Cuando fotografiaba, Edward Weston (1886-1958) se apegaba al lema: "la forma sigue a la función". La obra de este fotógrafo norteamericano fue clave para que el mundo del arte abriera sus puertas a las imágenes fotográficas. Cuando Weston comenzó a sacar fotografías, en los años inmediatamente anteriores a la Primera Guerra Mundial, la mayoría de las personas que se dedicaban a esta actividad se veían a sí mismos como aficionados y la fotografía se consideraba un pasatiempo. Sólo unos pocos entre ellos luchaban para que se reconociera a la fotografía un lugar entre las artes plásticas, junto a la pintura y la escultura. Edward Weston fue de los primeros que creyó que una fotografía no debía reproducir mecánicamente la realidad ni debía inspirarse en la pintura para componer sus imágenes. Para Weston, la fotografía tenía un lenguaje propio, el lenguaje de las formas.

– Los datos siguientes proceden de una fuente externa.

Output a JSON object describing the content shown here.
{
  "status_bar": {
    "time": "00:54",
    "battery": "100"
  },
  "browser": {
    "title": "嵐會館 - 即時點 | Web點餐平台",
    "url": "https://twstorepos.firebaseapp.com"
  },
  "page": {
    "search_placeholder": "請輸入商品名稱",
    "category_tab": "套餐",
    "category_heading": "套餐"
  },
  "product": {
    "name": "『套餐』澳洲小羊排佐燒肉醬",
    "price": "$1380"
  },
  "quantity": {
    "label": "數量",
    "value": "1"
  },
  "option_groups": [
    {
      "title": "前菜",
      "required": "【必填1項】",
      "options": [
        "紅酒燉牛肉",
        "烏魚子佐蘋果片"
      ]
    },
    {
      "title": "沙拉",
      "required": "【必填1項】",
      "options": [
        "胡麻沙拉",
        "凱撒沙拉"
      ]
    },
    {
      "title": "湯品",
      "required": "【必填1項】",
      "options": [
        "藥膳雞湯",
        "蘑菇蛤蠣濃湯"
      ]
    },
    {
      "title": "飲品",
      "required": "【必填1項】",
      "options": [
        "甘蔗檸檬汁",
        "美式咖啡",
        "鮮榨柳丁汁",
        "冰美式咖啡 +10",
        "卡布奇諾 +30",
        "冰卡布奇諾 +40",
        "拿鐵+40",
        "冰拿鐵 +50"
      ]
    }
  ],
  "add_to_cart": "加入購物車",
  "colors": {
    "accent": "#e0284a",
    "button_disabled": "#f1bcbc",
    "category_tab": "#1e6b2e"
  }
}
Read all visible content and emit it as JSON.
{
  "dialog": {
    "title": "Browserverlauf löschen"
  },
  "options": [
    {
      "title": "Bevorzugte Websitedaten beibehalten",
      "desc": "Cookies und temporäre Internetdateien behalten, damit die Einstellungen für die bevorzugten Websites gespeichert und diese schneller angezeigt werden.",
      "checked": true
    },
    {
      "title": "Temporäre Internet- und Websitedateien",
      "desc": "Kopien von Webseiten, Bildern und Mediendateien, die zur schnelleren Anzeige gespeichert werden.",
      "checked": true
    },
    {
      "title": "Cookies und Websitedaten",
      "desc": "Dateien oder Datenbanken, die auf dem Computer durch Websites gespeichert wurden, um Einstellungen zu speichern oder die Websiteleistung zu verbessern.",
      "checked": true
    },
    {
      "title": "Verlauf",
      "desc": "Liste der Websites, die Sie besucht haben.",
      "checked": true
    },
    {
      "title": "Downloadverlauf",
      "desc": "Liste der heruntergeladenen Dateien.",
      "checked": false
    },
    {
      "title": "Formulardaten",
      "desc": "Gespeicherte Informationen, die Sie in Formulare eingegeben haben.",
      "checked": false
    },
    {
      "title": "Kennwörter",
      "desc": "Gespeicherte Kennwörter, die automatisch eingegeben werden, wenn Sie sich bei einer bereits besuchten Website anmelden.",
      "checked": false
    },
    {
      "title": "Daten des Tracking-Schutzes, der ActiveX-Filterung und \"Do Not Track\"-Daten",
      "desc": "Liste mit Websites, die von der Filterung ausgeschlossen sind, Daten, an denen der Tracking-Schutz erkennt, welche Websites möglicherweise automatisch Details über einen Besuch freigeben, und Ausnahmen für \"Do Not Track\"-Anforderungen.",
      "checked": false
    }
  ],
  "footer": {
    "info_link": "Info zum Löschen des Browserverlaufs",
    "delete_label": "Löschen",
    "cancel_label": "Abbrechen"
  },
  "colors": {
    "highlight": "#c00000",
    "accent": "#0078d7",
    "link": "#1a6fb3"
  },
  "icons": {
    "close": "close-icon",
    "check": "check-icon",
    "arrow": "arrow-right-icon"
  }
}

Edward Weston pasó tres años en México (1923-1926) que fueron fundamentales para su obra fotográfica. En sus diarios describió la vida en las calles de México como un "brusco enfrentamiento de contrastes extremos… vital, intenso, en blanco y negro, nunca gris". En México aprendió a reducir el tema de sus fotografías a la esencia y a encontrar el punto de vista más expresivo, desde el que el objeto podía hablar por sí mismo. Aquí comenzó a estudiar las posibilidades que ofrecían objetos funcionales, fabricados en masa, como los retretes de cerámica de la casa que había alquilado. Durante más de una semana estuvo buscando la mejor manera de hacer una fotografía adecuada de este "receptáculo brillantemente esmaltado de extraordinaria belleza". Su objetivo era plasmar el retrete libre de cualquier connotación humorística, escatológica, obscena o de otro tipo, para expresar la "respuesta absolutamente estética a la forma". Cuando, por fin, hizo la foto que deseaba, se la mostró a Diego Rivera quien exclamó: "Nunca en mi vida había visto una fotografía tan bella".